Poin penting yang ditegaskan Dr Anas dalam podcast itu adalah bahwa dalam memahami sebuah permasalahan.
Tidak bisa dan tidak boleh hanya berpegang dan melihat pada beberapa ayat atau hadits saja lalu langsung saja disimpulkan sesuatu.
Ini adalah kesalahan ilmiah yang berdampak pada pemahaman yang prematur.
Perlu dilakukan jam’ul adillah (menghimpun berbagai dalil), muqaranah al-ara` (perbandingan berbagai pendapat), baru kemudian al-jam’u (kompromi) atau tarjih.
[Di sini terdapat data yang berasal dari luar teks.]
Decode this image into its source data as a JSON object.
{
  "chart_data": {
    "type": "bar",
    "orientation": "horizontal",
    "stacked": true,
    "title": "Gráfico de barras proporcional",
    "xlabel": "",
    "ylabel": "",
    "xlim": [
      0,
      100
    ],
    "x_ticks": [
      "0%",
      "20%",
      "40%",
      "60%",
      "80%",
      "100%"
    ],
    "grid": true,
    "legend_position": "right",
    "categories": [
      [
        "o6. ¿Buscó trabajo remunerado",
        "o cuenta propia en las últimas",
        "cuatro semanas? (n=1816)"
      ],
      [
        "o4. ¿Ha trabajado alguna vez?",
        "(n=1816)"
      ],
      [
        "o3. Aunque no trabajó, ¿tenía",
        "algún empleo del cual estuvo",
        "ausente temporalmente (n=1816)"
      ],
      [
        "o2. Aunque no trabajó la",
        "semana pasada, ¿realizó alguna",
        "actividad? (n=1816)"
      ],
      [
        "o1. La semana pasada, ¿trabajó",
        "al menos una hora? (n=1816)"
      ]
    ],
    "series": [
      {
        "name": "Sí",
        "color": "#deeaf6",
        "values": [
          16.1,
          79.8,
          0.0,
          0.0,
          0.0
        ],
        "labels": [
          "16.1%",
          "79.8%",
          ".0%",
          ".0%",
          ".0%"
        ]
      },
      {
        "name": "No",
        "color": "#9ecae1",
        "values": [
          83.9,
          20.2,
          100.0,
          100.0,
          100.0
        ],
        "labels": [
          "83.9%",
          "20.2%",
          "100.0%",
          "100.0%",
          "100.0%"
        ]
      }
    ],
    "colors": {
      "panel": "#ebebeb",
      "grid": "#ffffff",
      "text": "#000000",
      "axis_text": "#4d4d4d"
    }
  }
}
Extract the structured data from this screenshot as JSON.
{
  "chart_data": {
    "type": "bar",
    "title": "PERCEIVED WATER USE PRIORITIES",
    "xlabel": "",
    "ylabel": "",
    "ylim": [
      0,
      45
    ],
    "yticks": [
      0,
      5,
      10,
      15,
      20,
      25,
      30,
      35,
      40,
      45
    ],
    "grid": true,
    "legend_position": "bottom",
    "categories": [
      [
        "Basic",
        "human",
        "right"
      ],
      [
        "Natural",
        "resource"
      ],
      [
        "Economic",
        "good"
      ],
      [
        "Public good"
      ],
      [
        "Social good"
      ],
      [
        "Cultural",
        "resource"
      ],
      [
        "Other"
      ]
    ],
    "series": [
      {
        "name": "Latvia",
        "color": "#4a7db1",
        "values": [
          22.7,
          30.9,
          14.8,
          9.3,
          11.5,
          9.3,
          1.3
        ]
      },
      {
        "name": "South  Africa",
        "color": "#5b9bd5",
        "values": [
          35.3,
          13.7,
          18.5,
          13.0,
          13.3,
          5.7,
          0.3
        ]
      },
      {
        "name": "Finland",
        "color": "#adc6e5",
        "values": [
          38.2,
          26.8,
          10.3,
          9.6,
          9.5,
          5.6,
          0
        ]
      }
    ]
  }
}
Saya jadi teringat, dulu ketika sudah menyelesaikan risalah (thesis) master jurusan Hadits di Al Azhar, saya sempat berniat mengajukan tema yang dibahas Dr Anas ini untuk jadi proposal doktoral di Al Azhar. Tema tersebut adalah:
الأحكام التي استقلت السنة بتشريعها
Artinya: “Hukum-hukum yang ditetapkan oleh Sunnah secara independen.”
Tema tersebut terinspirasi dari tulisan-tulisan (tahqiqan) Syekh Abdul Fattah Abu Ghuddah rahimahullah.
Saya termasuk yang sangat menyukai tahqiq dan bahasan-bahasan Syekh Abdul Fattah.
Tahqiq yang beliau lakukan benar-benar qayyim. Tahqiq-tahqiq beliau sangat layak dijadikan sebagai risalah atau kitab tersendiri.
Namun niat saya untuk mengkaji masalah tersebut secara mendalam belum terwujudkan sampai sekarang, apalagi mengajukannya sebagai judul disertasi.
Dan ternyata, risalah (disertasi) Dr Anas sendiri juga berkenaan dengan hal ini, yaitu:
العقوبات التي استقلت السنة النبوية بتشريعها
Saya tidak tahu apakah beliau juga terinspirasi dari tulisan-tulisan Syekh Abdul Fattah untuk mengangkat tema ini atau tidak.
Yang jelas, ketika sebuah permasalahan diangkat oleh seorang yang mutamakkin dalam keilmuan dan memiliki rekam jejak akademis yang baik maka mengikuti pembahasanan yang disampaikannya menjadi kenikmatan tersendiri dan energi baru untuk tetap istiqamah dalam dunia keilmuan.